Recently I heard a story of a priest who speaks of the regret he now feels at the approach he took as a young Catholic pastor in a U.S. diocese. In short, he had resolved never to challenge the congregation on their moral lives, that is, never to bring up difficult issues of personal morality, for fear that such topics might cause others to feel uncomfortable. His intention was to keep the parish atmosphere light and communal, and the way to achieve this, he thought, was to exclude even the slightest mention of any issue or topic that could cause others to feel uncomfortable or out of place.

Now he admits that his approach was a monumental failure. It was successful in the short run; he filled the Church to the rafters. But it failed in the long run. His eyes were opened just after Pope John Paul II died. He decided to have a special Mass for the occasion, and to his dismay, very few showed up. Hundreds, however, showed up for the reception in the parish hall. Much effort went into making sure there was enough coffee, crumpets, and cookies, etc., but so few were interested in the Mass itself. He came to realize that for the majority of them, going to Church was primarily a social gathering, and the highlights were the receptions after Mass. And, what he also found was that after a number of years, people left. They got tired, bored, and so they looked for excitement in other more interesting and challenging pursuits.

He regrets that he failed to challenge their moral and spiritual lives - which needed challenging - , and it was this neglect and lack of good catechetical instruction, and the resulting lack moral and spiritual awareness and understanding of the real meaning of the faith that allowed them to eventually move on to newer and more interesting experiences. In short, he refused to be a sign of contradiction, because he didn't want the opposition.

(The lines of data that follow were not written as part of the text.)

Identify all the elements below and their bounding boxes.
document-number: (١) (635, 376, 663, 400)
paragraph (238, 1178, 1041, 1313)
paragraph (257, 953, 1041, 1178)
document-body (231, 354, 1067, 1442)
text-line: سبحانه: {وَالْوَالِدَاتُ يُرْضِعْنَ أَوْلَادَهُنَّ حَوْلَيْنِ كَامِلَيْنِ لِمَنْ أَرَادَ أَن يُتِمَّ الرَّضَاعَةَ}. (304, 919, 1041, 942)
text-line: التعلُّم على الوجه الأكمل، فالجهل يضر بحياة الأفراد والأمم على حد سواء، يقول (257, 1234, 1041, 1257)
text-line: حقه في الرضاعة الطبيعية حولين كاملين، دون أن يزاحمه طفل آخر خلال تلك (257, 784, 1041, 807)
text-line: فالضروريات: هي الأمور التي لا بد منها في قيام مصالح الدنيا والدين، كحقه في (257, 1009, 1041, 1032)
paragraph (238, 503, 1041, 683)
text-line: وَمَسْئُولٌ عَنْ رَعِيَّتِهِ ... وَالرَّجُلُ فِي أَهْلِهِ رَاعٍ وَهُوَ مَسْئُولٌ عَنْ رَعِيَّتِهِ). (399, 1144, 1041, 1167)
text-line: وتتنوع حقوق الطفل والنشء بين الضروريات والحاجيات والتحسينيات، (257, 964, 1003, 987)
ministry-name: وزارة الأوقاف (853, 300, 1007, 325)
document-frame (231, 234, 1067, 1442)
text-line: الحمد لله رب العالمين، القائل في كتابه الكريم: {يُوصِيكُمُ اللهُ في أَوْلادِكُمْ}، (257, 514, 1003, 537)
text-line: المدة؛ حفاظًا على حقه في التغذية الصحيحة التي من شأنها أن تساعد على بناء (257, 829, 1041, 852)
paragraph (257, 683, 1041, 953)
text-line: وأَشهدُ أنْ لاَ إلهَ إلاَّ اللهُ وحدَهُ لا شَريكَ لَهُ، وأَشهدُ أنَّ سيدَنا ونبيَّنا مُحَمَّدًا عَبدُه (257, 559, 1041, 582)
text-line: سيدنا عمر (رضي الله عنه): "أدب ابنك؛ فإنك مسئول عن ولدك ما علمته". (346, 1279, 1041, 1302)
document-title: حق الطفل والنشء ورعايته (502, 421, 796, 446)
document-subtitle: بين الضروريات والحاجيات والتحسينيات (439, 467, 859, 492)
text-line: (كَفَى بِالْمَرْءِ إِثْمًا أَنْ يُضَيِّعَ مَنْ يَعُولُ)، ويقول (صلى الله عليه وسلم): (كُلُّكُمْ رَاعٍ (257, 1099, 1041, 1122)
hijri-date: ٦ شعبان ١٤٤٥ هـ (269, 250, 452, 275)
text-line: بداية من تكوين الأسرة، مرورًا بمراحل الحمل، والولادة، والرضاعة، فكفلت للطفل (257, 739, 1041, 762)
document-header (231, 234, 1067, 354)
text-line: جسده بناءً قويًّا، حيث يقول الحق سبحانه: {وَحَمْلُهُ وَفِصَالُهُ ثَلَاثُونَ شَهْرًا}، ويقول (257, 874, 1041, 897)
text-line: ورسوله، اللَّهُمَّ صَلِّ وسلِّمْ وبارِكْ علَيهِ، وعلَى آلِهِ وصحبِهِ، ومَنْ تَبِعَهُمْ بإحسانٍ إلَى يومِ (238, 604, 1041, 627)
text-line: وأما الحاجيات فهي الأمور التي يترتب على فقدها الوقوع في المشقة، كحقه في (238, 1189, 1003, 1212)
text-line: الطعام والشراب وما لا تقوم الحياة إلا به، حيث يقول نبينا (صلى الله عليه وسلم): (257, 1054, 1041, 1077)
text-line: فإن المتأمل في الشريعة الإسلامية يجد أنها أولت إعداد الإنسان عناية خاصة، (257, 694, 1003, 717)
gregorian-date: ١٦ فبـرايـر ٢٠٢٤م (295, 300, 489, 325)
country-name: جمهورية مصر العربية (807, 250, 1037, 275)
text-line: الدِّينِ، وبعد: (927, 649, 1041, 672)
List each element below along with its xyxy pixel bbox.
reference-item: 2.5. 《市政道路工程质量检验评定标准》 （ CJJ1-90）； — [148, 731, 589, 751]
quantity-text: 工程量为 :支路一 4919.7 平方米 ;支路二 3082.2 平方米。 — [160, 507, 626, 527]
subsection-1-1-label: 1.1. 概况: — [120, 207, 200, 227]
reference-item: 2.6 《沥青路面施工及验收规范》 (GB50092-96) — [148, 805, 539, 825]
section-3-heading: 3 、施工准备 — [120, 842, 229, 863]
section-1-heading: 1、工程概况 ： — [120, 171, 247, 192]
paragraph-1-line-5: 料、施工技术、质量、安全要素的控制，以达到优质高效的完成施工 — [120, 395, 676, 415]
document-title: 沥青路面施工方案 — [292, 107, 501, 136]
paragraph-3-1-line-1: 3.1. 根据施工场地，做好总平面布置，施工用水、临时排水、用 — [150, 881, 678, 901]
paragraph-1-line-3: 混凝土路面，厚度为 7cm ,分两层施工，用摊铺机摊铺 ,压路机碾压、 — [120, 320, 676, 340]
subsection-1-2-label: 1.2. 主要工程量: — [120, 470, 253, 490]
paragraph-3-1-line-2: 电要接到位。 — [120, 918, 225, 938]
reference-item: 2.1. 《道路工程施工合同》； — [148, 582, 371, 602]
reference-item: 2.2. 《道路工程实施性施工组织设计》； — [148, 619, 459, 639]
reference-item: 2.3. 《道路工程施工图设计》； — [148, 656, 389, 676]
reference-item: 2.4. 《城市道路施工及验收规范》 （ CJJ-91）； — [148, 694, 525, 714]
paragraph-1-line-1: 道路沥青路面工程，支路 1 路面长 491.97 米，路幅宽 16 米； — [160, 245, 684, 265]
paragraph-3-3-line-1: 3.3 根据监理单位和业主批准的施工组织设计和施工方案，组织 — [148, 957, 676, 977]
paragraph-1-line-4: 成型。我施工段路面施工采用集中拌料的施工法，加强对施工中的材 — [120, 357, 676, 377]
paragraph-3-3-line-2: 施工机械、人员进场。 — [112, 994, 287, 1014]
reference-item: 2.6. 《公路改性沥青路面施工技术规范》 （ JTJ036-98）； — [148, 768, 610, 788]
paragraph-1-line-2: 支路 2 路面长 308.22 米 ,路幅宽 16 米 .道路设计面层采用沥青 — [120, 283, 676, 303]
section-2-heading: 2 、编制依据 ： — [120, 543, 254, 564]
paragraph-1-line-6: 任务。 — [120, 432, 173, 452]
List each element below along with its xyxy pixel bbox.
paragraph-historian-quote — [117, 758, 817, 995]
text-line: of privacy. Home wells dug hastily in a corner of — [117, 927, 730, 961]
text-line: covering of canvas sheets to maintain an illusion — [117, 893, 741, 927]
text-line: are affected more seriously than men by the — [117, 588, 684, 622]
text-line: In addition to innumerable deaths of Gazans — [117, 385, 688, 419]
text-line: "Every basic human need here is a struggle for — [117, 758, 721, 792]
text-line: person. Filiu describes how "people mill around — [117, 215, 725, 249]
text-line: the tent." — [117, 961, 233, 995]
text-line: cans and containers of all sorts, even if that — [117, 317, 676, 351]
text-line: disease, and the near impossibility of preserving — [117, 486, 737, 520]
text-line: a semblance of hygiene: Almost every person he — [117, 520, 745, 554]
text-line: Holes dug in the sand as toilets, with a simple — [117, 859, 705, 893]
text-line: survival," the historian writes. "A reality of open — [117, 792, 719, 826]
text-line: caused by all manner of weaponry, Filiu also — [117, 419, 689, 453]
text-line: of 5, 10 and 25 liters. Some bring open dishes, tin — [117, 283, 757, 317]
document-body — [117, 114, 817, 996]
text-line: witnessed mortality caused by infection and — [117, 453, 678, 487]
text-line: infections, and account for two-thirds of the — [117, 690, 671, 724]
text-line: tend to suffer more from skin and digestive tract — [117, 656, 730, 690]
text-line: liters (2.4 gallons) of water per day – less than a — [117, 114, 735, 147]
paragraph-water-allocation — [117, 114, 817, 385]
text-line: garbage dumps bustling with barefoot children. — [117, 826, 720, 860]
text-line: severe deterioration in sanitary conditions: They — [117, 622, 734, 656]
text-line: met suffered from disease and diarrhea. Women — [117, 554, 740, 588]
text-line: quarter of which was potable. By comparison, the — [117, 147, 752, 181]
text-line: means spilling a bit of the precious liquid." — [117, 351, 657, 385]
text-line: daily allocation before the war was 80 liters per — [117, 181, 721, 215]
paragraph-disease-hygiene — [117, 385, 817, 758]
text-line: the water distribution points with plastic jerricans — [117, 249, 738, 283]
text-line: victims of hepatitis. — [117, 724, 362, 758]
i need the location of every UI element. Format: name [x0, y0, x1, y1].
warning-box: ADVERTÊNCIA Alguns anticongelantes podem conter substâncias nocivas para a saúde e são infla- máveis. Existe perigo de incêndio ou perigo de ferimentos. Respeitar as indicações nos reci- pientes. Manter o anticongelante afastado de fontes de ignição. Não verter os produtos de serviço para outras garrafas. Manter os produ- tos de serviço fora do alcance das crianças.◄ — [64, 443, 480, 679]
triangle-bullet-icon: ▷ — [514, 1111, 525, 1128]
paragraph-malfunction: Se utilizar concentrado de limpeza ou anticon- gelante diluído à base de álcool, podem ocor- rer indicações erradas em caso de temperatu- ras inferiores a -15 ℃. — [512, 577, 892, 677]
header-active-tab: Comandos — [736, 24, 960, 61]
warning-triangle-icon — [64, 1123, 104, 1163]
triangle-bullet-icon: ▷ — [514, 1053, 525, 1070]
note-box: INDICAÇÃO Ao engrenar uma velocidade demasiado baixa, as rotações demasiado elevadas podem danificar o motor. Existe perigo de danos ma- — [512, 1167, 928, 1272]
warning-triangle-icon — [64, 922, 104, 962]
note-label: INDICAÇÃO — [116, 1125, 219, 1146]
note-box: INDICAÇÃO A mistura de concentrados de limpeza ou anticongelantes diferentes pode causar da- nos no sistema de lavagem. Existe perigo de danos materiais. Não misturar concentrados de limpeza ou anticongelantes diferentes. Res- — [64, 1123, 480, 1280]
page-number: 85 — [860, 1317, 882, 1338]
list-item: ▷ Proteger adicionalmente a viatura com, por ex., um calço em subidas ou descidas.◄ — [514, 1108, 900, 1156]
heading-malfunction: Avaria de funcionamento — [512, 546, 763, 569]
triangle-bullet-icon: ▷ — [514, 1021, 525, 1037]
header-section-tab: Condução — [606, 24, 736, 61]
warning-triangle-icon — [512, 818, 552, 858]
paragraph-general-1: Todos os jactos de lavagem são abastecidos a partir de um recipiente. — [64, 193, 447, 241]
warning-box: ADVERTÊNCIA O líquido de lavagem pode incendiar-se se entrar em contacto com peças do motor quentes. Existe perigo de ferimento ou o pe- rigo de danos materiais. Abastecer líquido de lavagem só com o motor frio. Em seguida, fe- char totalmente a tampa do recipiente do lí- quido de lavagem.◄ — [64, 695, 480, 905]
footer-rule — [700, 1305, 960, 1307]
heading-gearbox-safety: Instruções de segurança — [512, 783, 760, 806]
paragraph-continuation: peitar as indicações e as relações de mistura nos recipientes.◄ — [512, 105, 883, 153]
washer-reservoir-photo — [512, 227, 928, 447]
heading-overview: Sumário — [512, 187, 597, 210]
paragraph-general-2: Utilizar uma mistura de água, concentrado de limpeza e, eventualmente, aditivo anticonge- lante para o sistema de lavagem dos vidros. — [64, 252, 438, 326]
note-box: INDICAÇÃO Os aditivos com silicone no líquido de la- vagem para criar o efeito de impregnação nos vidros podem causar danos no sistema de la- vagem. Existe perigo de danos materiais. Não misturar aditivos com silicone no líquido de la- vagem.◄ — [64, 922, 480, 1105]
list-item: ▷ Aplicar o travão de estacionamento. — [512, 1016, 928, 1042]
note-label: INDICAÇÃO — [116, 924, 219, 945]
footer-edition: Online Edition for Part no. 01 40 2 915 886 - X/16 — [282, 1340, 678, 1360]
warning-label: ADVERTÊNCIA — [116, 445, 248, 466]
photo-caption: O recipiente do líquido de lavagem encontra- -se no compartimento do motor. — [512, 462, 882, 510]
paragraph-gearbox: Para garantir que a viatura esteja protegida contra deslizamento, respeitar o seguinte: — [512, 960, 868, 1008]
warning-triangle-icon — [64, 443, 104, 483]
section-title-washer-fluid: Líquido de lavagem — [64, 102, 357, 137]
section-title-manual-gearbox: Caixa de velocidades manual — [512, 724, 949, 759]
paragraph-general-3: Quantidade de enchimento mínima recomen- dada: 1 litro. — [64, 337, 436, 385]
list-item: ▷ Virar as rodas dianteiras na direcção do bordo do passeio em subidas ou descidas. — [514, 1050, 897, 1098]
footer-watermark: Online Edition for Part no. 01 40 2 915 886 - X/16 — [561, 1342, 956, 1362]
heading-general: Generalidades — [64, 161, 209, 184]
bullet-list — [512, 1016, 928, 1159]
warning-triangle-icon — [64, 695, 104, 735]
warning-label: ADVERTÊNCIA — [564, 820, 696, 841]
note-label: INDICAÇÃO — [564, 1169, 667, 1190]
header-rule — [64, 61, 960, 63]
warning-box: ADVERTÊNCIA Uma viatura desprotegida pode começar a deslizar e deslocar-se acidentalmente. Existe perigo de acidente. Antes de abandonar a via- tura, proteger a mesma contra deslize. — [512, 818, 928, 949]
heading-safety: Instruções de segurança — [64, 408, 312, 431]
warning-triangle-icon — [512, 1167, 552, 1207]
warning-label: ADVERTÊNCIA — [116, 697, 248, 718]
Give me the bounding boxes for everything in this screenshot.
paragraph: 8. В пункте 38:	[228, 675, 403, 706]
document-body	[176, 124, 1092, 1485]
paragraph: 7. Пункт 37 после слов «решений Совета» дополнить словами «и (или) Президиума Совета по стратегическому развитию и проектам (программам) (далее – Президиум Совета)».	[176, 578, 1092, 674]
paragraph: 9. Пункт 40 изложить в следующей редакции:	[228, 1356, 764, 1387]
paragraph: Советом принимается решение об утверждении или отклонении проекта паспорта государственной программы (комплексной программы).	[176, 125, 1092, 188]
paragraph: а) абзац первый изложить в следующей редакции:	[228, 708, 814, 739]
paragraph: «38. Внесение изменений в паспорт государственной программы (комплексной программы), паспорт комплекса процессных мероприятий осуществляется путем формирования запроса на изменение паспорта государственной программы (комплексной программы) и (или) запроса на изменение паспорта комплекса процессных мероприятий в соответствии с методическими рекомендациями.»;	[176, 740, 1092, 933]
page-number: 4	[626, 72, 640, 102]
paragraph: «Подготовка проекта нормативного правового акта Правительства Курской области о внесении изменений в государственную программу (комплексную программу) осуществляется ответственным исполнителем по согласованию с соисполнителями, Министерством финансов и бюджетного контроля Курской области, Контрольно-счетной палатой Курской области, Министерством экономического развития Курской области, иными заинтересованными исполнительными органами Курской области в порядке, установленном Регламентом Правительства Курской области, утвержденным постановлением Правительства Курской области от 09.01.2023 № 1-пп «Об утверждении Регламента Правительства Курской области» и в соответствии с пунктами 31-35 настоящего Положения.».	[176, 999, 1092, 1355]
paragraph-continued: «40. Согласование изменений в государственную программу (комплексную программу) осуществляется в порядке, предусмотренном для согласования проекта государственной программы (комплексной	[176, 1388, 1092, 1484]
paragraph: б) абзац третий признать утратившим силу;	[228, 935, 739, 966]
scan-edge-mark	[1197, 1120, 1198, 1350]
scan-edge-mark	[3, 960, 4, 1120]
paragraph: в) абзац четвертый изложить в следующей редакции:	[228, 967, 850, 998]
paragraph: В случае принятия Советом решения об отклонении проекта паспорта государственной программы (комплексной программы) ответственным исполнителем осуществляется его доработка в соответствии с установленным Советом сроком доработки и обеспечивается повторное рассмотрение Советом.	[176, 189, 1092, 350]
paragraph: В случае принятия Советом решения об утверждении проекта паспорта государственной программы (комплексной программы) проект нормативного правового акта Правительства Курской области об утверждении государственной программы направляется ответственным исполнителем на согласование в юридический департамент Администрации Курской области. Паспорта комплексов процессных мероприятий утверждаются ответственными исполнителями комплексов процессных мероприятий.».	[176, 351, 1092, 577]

But he's not entirely to blame. There are people who simply do not want to be challenged and who will react vehemently against anyone who dares to challenge them. We're seeing an interesting illustration of this today. Pope Francis said very clearly that he is a "son of the Church", which means he believes everything the Church professes. But the children of this world, who are more shrewd than are the children of light, are determined to turn him into the liberal pope they so desperately want. If you read the Time Magazine article on him or the more recent article in Rolling Stone magazine, he is placed in stark contrast to our two previous popes, and Pope Benedict is thoroughly demonized. And the reason is simple: John Paul II and Benedict XVI were clear on matters of faith and morals. But Pope Francis has chosen to emphasize other aspects of Church teaching, and that is deliberately interpreted as if he dissents from these other issues of personal morality and that he is somehow changing the face of the Church. It's a perfect illustration of what's called the narrative fallacy: one creates a narrative on the basis of certain facts in evidence, stringing them together in such a way that you are left with a narrative that is simple, coherent, and appears to be true, but it is profoundly misleading; for the truth is far more complex. And then the narrative is repeated so often that one begins to believe it.

Christ is a sign of contradiction, and he is the same yesterday and today, as the Scriptures point out. The thoughts of the heart are hidden, but they are revealed in the efforts of those who oppose him and his Church, and they are revealed in the efforts of those who cling to Christ and who oppose the ways of this world.